An intelligent control scheme based on image processing, SVM-HOG, the D-H model and fuzzy control was applied to a robot arm for position control. Using these methods, the control system can compute an accurate position of the coordinate information that results in a success rate of symbol recognition of up to 98% in real time. Characters can be checked by the use of geometric matching.

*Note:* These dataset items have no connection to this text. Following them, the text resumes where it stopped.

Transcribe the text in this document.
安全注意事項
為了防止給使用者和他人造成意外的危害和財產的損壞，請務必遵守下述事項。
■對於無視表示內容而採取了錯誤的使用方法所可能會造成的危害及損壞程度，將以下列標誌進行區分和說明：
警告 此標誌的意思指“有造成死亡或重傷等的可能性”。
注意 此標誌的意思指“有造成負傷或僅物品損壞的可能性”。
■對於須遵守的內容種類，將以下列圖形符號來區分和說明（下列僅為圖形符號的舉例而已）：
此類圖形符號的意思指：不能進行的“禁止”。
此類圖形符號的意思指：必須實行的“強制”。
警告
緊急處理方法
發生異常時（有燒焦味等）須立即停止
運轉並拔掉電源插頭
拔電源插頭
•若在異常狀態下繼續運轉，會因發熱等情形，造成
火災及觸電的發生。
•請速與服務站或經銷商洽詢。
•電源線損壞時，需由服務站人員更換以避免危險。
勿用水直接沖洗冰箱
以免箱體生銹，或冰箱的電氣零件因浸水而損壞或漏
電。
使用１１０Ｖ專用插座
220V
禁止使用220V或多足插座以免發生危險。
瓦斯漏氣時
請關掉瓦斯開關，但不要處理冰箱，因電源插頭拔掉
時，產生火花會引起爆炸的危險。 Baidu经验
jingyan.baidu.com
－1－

Table 5 shows the success rates of experiments after 10 times. The second mechanism, Delete wrong symbols, has the lowest success rate. Because different wrong symbols will cause different results, there are some symbols very similar to each other and they are difficult to identify. The third mechanism, Select the right Chinese characters, has the highest success rate because the pattern of Chinese characters is very clear to recognize.
6. Conclusions
This study proposed a control scheme that applied pattern recognition, fuzzy control, and SVM-HOG to a robotic smartphone testing system that can replace manual testing and reduce manpower. The inverse kinematics, SVM-HOG, fuzzy theory, and transformation between webcam coordinates and robot arm coordinates are used for catching the digits or letters outside of the target center. The solution for the inverse kinematics is obtained by use of the D-H model. The images are transformed from the RGB color space to the binary color space. Generally speaking, binary color space is not necessary for SVM-HOG. SVM-HOG is also capable of analyzing and classifying RGB color space images, but for a higher correct rate and geometric matching, transforming RGB color space to binary color space is less burdensome than transforming to YUV color space. A frame of image is cut into small squares, and its half part is the same as the previous one. The SVM classifies symbols with 42 classifications after the HOG analyzes features of the squares. Vision Assistant allows one to configure and benchmark a sequence of visual inspection steps and apply a visual inspection system for automated inspection. A geometric matching recognition program has been employed by the use of NIVA, and patterns can be corrected by a dictionary process. In addition, characters can be checked by image-processing techniques and the program is able to recognize patterns that are incomplete. In the control scheme, the robot system can compute a position in real time using the D-H model and fuzzy controller. By converting coordinates every time through the D-H model, the degrees of robot joints can be updated by SVM-HOG. Recognition accuracy is 90.3% for images taken from the webcam and 98% after using a dictionary process. From the experiments, the proposed control scheme can allow the robot arm to perform different mechanisms of the smartphone test in a Traditional Chinese language environment successfully. Most importantly, the robot arm is able to deal with the situation of the camera or smartphone being slightly moved. The limitation is that the movement of the camera or the smartphone cannot be greater than 1 cm, and in such a case, the system setup needs to be recalibrated.